Follow these steps for optimal User Profile configuration:

  1. Provision a dedicated User Profile Service Application for the SharePoint farm using a fast SQL Server instance and 150-200GB+ storage.
  2. Configure full user profile synchronization instead of minimum mandatory properties only.
  3. Schedule synchronization to run hourly instead of daily to capture AD changes more rapidly.
  4. Perform frequent full synchronization runs rather than incremental updates to keep cache mappings current.
  5. Consider enforcing profile photos and other user properties to personalize SharePoint and populate AD data.
  6. Redirect My Site host and other components consuming profile data to local environment rather than AD.
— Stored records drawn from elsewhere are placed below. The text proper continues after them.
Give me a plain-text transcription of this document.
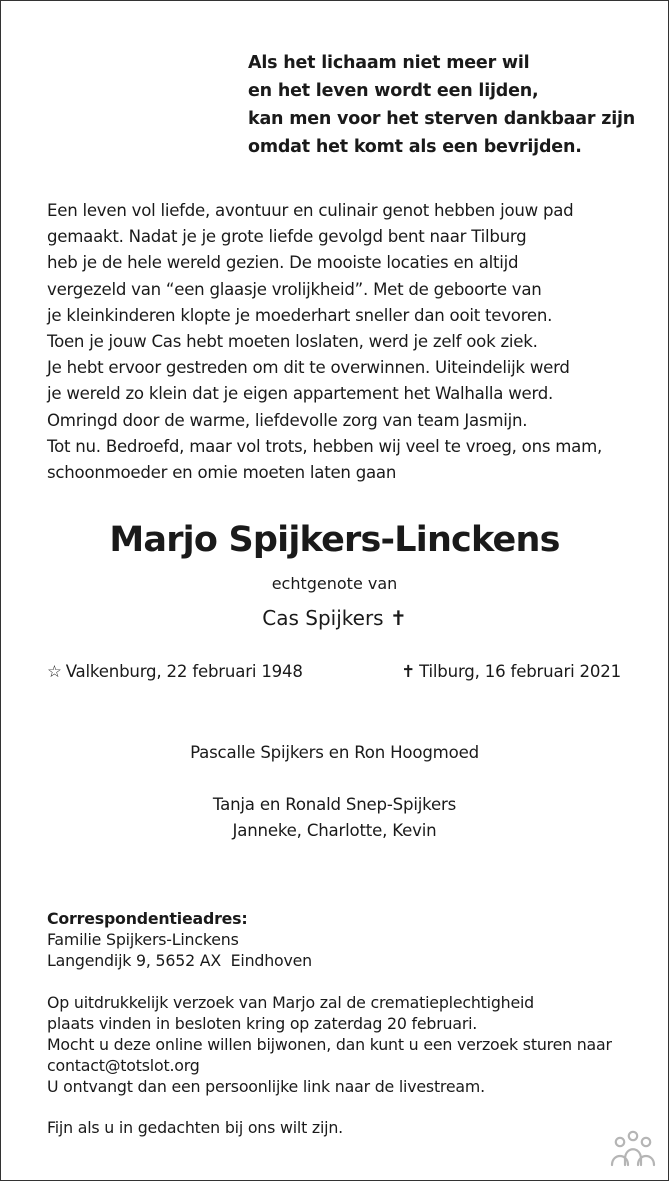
Als het lichaam niet meer wil
en het leven wordt een lijden,
kan men voor het sterven dankbaar zijn
omdat het komt als een bevrijden.
Een leven vol liefde, avontuur en culinair genot hebben jouw pad
gemaakt. Nadat je je grote liefde gevolgd bent naar Tilburg
heb je de hele wereld gezien. De mooiste locaties en altijd
vergezeld van “een glaasje vrolijkheid”. Met de geboorte van
je kleinkinderen klopte je moederhart sneller dan ooit tevoren.
Toen je jouw Cas hebt moeten loslaten, werd je zelf ook ziek.
Je hebt ervoor gestreden om dit te overwinnen. Uiteindelijk werd
je wereld zo klein dat je eigen appartement het Walhalla werd.
Omringd door de warme, liefdevolle zorg van team Jasmijn.
Tot nu. Bedroefd, maar vol trots, hebben wij veel te vroeg, ons mam,
schoonmoeder en omie moeten laten gaan
Marjo Spijkers-Linckens
echtgenote van
Cas Spijkers ✝
☆ Valkenburg, 22 februari 1948	✝ Tilburg, 16 februari 2021
Pascalle Spijkers en Ron Hoogmoed
Tanja en Ronald Snep-Spijkers
Janneke, Charlotte, Kevin
Correspondentieadres:
Familie Spijkers-Linckens
Langendijk 9, 5652 AX  Eindhoven
Op uitdrukkelijk verzoek van Marjo zal de crematieplechtigheid
plaats vinden in besloten kring op zaterdag 20 februari.
Mocht u deze online willen bijwonen, dan kunt u een verzoek sturen naar
contact@totslot.org
U ontvangt dan een persoonlijke link naar de livestream.
Fijn als u in gedachten bij ons wilt zijn.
With enriched and frequent profile synchronization, permission checks can be handled almost entirely within SharePoint rather than incurring active directory latency. Further optimization around reducing policy cache size and integrating authentication protocols can build on this enhanced platform.

Configuring Fast Permission Updates with AD Import

The AD import method bypasses SharePoint’s built-in synchronization channel and directly transmits Active Directory permissions into the SharePoint cache. A service account fetches access control lists from AD domain controllers on a scheduled basis and pushes SID-credential mappings through the SharePoint API.
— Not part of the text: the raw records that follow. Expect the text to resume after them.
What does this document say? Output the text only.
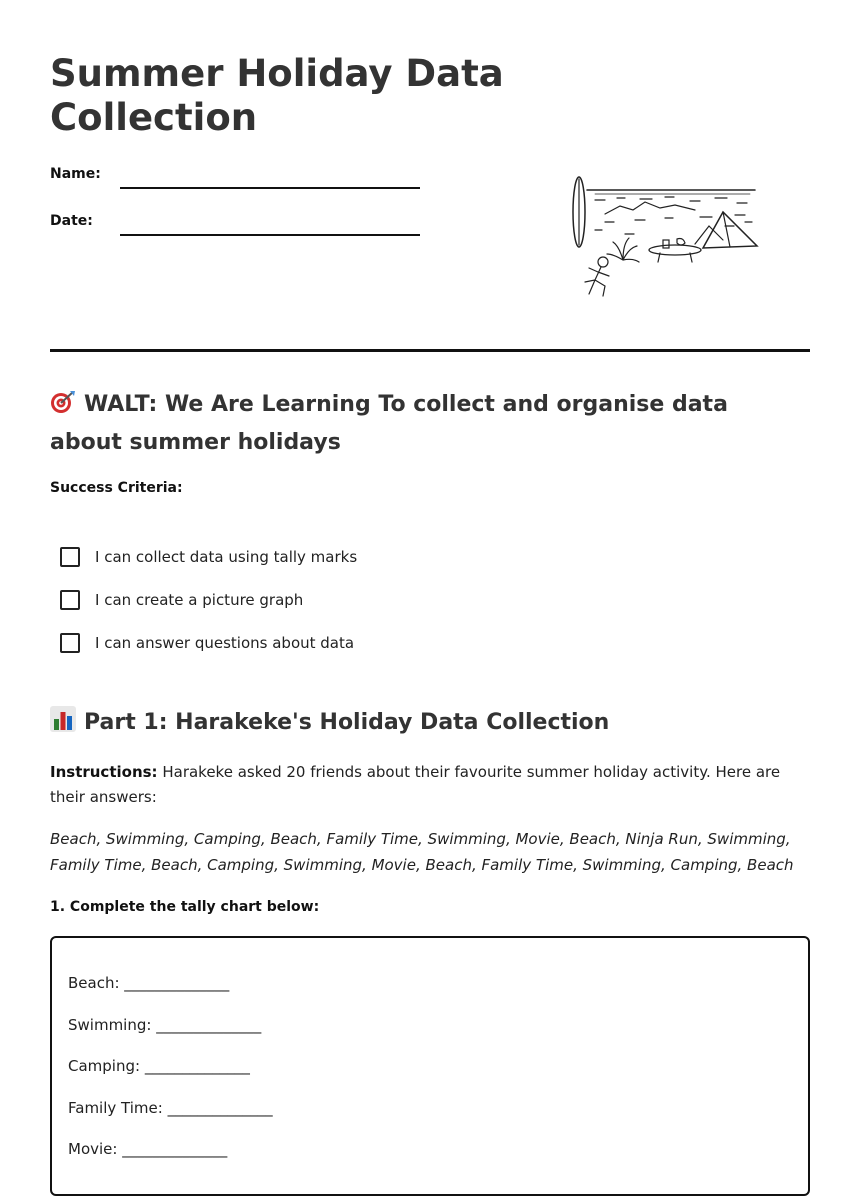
Summer Holiday Data Collection
Name:
Date:
WALT: We Are Learning To collect and organise data about summer holidays
Success Criteria:
I can collect data using tally marks
I can create a picture graph
I can answer questions about data
Part 1: Harakeke's Holiday Data Collection
Instructions: Harakeke asked 20 friends about their favourite summer holiday activity. Here are their answers:
Beach, Swimming, Camping, Beach, Family Time, Swimming, Movie, Beach, Ninja Run, Swimming, Family Time, Beach, Camping, Swimming, Movie, Beach, Family Time, Swimming, Camping, Beach
1. Complete the tally chart below:
Beach: ______________
Swimming: ______________
Camping: ______________
Family Time: ______________
Movie: ______________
Setting up the Active Directory import requires several preliminary steps:

  1. Provision a separate Web Application under its own application pool and service account permissions.
  2. Enable Membership Provider feature via Powershell to activate permissions integration components.
  3. Create an access control list mapping AD groups to SharePoint roles and permission levels.
  4. Configure the AD Import timer job under Central Admin > Manage Service Applications.

Once configured, the import component will run on a regular interval to query AD security descriptors and update the SharePoint permission cache. Reducing the synchronization period can help pick up AD permission changes faster. Because access lists are transmitted directly, rather than checking each user, the overall verification process is streamlined.
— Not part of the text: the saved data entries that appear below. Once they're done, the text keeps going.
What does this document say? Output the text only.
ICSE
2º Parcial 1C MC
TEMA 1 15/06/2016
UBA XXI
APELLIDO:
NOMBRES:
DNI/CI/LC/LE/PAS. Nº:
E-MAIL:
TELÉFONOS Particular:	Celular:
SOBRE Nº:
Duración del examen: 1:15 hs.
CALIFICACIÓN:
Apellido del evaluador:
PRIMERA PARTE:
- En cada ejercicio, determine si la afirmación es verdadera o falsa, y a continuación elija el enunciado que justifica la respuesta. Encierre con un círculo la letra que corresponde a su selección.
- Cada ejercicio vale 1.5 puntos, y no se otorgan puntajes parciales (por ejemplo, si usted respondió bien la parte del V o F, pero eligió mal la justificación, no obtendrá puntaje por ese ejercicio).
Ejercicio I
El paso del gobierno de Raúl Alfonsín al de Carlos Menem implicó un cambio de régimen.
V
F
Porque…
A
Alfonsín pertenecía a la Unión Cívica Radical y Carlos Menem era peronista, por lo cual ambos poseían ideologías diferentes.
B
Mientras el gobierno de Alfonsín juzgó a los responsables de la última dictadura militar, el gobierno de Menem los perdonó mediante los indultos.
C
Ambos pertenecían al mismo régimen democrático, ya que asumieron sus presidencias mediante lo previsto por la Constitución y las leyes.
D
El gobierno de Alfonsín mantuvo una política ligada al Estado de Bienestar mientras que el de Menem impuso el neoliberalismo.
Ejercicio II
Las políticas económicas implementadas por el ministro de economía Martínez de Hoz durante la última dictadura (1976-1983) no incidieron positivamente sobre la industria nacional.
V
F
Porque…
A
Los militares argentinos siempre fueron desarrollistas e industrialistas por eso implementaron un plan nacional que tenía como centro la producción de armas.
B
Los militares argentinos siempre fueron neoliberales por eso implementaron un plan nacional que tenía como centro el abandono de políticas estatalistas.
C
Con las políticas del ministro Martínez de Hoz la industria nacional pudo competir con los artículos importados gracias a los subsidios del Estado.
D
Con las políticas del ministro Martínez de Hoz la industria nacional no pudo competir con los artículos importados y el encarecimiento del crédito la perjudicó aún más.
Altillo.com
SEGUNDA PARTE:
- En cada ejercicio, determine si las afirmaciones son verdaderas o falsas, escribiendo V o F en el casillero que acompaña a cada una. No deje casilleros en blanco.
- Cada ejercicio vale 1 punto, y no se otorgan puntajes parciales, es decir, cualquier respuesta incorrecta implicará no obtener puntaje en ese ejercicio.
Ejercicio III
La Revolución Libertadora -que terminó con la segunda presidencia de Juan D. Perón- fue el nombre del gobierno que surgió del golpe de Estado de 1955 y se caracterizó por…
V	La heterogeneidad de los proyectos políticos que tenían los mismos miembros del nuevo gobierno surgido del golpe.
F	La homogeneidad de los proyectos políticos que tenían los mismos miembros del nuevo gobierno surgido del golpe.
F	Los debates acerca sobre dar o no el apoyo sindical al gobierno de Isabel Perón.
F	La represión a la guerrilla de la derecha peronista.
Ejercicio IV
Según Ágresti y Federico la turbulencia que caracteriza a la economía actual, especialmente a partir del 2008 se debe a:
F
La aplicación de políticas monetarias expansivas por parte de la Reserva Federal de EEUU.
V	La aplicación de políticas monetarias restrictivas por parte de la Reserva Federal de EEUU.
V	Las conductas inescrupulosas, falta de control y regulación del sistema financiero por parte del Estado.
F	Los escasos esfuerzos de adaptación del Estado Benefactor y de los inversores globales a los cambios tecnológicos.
Example PowerShell Script for Automated AD Import

This PowerShell script illustrates fetching Active Directory group membership information to synchronize with SharePoint permission levels programmatically every minute:

$schedule = New-Object Microsoft.SharePoint.Administration.SPMinuteSchedule
$schedule.BeginMinute = 0  
$schedule.Interval = 1

$jobdef = New-SPTimerJobDefinition -Service Application $(Get-SPServiceApplication | ?{$_.TypeName -eq 'User Profile Service Application'}) -Name "Active Directory Group Import" -Schedule $schedule 

$jobdef.Update()
     
$groupNames = (Get-ADGroup -Filter *).Name 

Write-Host "Updating permissions for user groups: " $groupNames

Foreach ($groupName in $groupNames){

    Update-SPProfileSync -Identity $groupName

    Write-Host "Permissions updated for: " $groupName 
}

This forced synchronization can be added to the full sync runs for validating all users against the latest AD changes without waiting on incremental cycles.

Verifying Faster Permission Update Performance

With Active Directory import components and user profile optimization, administrators should see notable gains in permission change speeds. Some metrics to monitor and log for comparison include:

  • Time to run incremental profile synchronization passes
  • Duration for applying permission levels to large collections of sites
  • Time to activate new sites and libraries after creation
  • Responsiveness of authentication calls against AD domain controllers

If delays are still noticeable even after tuning, further profiling around policy cache tuning, reverse proxies for authentication, and horizontally scaling service applications can uncover additional bottlenecks. Fast permission updates ensure users access the right resources at the right time.